Father Krawczyk, 50, is charged with involuntary manslaughter, reckless endangerment and furnishing alcohol to minors. He is accused of providing alcohol to 19-year-old Pitt wide receiver and kick returner Billy Gaines and five other underage men. An autopsy showed Gaines was drunk when he fell through the ceiling of the priest's church while exploring a crawl space.
Resigned as pastor
Father Krawczyk resigned as pastor of St. Maximilian Kolbe Parish in Homestead, outside Pittsburgh, shortly after Gaines' death. St. Anne's Church, where Gaines fell, was part of that parish.
The priest is on administrative leave.
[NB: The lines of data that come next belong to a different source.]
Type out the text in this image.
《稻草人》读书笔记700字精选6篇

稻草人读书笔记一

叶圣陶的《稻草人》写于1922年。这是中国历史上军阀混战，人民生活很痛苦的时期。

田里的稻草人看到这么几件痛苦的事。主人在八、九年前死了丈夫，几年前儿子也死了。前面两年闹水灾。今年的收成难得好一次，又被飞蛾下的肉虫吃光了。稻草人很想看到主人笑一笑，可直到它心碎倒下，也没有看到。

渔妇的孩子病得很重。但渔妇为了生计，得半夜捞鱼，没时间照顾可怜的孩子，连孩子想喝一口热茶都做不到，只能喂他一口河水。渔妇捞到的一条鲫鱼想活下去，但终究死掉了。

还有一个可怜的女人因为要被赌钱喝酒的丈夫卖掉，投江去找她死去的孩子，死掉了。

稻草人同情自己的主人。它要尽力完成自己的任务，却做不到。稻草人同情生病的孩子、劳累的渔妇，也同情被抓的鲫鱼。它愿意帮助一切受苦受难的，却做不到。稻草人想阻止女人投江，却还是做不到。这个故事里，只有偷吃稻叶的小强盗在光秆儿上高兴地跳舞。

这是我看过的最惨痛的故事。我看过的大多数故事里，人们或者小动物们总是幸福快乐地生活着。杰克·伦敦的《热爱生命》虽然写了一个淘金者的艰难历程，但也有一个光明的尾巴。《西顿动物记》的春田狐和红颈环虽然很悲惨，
Diocesan officials have not decided whether he can return to the ministry.
Father Krawczyk will have been ordained 25 years next week.
A few years after he was transferred to his second parish, Our Lady of Joy in Plum, Father Krawczyk offered to help parishioners by driving their 18-year-old son back and forth to college in eastern Ohio.
The family later complained to diocesan officials that it was during one of these trips, in 1985 or 1986, that the priest allegedly furnished their son with beer and allegedly rubbed the young man's leg after he had passed out. The family also accused Father Krawczyk of offering other college students marijuana.
When diocesan officials questioned him, the priest admitted he supplied beer, but denied supplying marijuana or making a sexual advance, Father Lengwin said. A psychiatrist evaluated and counseled Father Krawczyk and determined he could return to his job, Father Lengwin said.
The family said they went to police in Plum, where the parish is located, but police never contacted the diocese, Father Lengwin said.
Trouble at last parish
Father Krawczyk was transferred to his third parish, St. Therese of Lisieux, in 1988 and to his fourth and final parish, St. Maximilian Kolbe, in October 1992.
Less than a month after his final transfer, Father Krawczyk's former pastor at St. Therese, the Rev. Hugh Lang, reported that a parishioner complained that Father Krawczyk gave her son alcohol, clergy office records said.
Lengwin said the records are unclear whether the son was 16 or 17. But the records do say Father Krawczyk denied the allegations.